September 14, 2008

T.V. is not going to watch itself.

Two years ago we went to Yellowstone on vacation. It was a happy time. The temperature was close to perfect. My youngest daughter Alyson had just turned 9 years old. We bought her a Wii for her Birthday. Lois and I searched for weeks trying to find one. It wasn't until the day before we left on our trip that we finally found one. That morning Lois and I called around the valley until we reached the Game Stop and they said that they had a couple left. Lois raced across the valley and just barely purchased the last system when a young boy came in moments later asking if they had any left. Now that was close. Later when our trip was over we would all play golf or bowling. The girls and their friends use it quite frequently, getting together every so often when one of them happens to buy a new game. They'll hold marathon games and drag their gear from house to house until they all tire. Then the joysticks and paddles get put away until somebody else gets the next new game.

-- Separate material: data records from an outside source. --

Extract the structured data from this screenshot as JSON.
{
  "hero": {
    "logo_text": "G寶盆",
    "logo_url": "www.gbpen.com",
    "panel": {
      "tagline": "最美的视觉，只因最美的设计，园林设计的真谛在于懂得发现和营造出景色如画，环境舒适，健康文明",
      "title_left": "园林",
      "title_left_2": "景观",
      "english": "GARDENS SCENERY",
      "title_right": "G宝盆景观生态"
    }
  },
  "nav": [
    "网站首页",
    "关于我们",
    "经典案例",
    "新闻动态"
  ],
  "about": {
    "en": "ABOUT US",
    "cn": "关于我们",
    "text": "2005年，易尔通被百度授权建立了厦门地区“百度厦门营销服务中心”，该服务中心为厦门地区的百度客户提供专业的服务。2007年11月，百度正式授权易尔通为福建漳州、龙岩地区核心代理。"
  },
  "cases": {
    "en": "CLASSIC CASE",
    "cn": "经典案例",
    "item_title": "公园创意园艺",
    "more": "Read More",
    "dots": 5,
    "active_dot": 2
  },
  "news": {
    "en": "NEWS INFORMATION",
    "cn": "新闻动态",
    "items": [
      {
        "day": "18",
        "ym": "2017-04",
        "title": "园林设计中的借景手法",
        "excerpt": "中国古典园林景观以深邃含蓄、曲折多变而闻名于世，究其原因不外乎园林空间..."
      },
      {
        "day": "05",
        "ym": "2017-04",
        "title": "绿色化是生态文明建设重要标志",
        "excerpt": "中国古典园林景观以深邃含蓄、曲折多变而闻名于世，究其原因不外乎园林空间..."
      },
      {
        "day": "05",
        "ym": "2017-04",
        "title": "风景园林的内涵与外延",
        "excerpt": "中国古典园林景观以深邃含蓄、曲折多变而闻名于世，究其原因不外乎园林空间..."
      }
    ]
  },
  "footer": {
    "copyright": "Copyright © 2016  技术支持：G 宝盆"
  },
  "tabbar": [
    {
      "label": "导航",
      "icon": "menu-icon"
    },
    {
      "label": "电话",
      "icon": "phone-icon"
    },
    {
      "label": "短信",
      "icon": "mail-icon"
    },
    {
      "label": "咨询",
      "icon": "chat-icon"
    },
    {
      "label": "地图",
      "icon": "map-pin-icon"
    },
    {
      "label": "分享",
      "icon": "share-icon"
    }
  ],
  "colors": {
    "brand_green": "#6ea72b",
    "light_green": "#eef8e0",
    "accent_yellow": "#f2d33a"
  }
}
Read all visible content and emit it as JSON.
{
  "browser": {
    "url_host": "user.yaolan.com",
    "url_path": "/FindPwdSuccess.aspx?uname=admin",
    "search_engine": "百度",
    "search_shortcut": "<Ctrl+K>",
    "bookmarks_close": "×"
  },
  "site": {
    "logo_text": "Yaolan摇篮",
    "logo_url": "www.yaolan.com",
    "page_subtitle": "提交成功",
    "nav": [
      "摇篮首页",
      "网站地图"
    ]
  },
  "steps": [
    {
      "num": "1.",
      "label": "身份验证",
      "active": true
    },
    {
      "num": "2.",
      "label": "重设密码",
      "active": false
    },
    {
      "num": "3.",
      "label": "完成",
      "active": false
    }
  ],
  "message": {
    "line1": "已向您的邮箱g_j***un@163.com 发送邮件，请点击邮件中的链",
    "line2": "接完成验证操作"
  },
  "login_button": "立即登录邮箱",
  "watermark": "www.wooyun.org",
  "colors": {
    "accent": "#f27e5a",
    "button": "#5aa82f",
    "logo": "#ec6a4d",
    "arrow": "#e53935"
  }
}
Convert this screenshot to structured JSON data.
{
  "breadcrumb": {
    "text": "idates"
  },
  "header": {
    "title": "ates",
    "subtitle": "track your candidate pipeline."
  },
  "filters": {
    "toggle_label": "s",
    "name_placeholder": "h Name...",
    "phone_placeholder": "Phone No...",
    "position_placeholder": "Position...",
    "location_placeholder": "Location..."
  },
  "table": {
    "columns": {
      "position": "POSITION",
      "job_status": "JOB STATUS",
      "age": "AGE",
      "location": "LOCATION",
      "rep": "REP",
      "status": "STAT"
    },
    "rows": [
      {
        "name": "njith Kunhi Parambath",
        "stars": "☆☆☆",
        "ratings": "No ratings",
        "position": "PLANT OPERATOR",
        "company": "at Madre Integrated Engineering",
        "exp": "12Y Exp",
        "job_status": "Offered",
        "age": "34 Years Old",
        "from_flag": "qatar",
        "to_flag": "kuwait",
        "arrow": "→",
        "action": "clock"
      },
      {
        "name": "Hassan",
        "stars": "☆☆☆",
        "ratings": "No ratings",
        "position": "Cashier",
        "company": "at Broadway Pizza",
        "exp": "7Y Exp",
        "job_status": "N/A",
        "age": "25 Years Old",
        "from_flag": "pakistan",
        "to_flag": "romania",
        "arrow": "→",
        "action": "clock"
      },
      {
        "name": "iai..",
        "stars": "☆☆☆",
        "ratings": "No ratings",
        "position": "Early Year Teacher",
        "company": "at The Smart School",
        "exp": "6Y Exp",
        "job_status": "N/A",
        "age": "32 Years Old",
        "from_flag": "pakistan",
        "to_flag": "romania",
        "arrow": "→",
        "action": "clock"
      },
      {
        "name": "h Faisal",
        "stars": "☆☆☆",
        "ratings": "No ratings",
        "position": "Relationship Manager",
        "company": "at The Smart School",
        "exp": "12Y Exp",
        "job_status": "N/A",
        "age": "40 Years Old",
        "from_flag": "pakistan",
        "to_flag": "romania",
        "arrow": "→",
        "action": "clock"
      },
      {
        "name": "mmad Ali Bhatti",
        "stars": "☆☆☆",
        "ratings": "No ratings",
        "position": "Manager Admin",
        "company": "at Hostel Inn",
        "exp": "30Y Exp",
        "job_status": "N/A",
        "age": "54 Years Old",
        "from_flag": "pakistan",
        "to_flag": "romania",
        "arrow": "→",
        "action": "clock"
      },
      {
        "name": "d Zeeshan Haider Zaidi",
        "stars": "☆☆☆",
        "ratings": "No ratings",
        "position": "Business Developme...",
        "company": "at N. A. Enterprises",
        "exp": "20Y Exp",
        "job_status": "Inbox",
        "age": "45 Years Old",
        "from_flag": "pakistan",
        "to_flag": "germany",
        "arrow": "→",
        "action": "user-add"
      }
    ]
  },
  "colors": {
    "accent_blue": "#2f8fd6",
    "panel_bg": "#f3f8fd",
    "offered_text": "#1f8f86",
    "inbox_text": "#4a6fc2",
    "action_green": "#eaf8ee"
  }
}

A lot has happened since then. Whenever I think about Yellowstone I think about that Wii game. I was thinking pretty soon I might just benefit from that gaming system. I hear they are working wonders in convalescent homes and it is fastly becoming the new physical therapy session among the elderly. What's more, I hear they are fun. I suspect I'll be cashing in on that physical therapy aspect real soon. I feel weaker these days. The ol energy level is way down. My biggest problem is I have no discipline. I keep telling myself T.V. isn't going to watch itself. But that's just a pack of lies. I know that now. Just thinking about getting off the couch to ride the bike is exhausting.
There are things happening to my body. My breath is short and I feel irregular heartbeats from time to time. I really do feel sick. My heart sinks when the nausea comes or when I get dizzy. It makes me want to cry. I Pray to God that nothing makes me sick because I'm afraid that once it starts it won't stop. My mind says that I have to keep it at bay. But I know this flood is on its way.